Mohamad Amal Donqol est né en 1940 dans le village de Qalaa, dans le gouvernorat de Qéna (Haute-Egypte). Il est mort à l’âge de 43 ans, le 21 mai 1983, après 3 ans de lutte contre le cancer. Son premier recueil de poèmes, publié en 1969, était Al-Bokaa bayna yaday Zarqaa Al-Yamama (pleurs entre les mains de Zarqaa Al-Yamama). La parution de ce recueil a placé Amal Donqol au premier plan des poètes égyptiens et arabes. Ses écrits sont emplis de révolte et s’axent autour de thèmes artistiques, stylistiques et imaginaires auxquels la poésie alors n’était pas habituée, ainsi que des personnages traditionnels inspirés du patrimoine arabe ou non.

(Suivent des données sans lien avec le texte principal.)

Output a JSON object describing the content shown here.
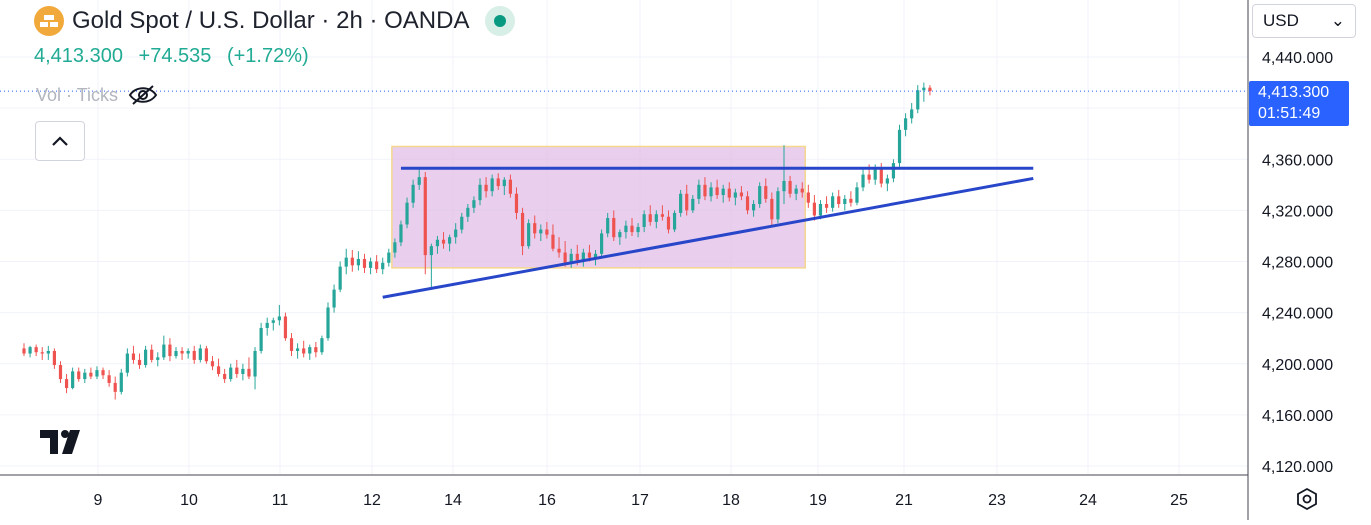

Par la suite, au cours de sa carrière, d’autres recueils furent édités : Taaliq ala ma hadas (commentaire sur ce qui s’est passé), Maqtal al-qamar (le meurtre de la lune), Al-Ahd al-ati (le temps à venir), Aqwal min harb al-bassous (à propos de la guerre de Bassous).

Awraq al-ghorfa 8 (feuillets de la chambre 8) est le dernier recueil qu’il a écrit alors qu’il était malade.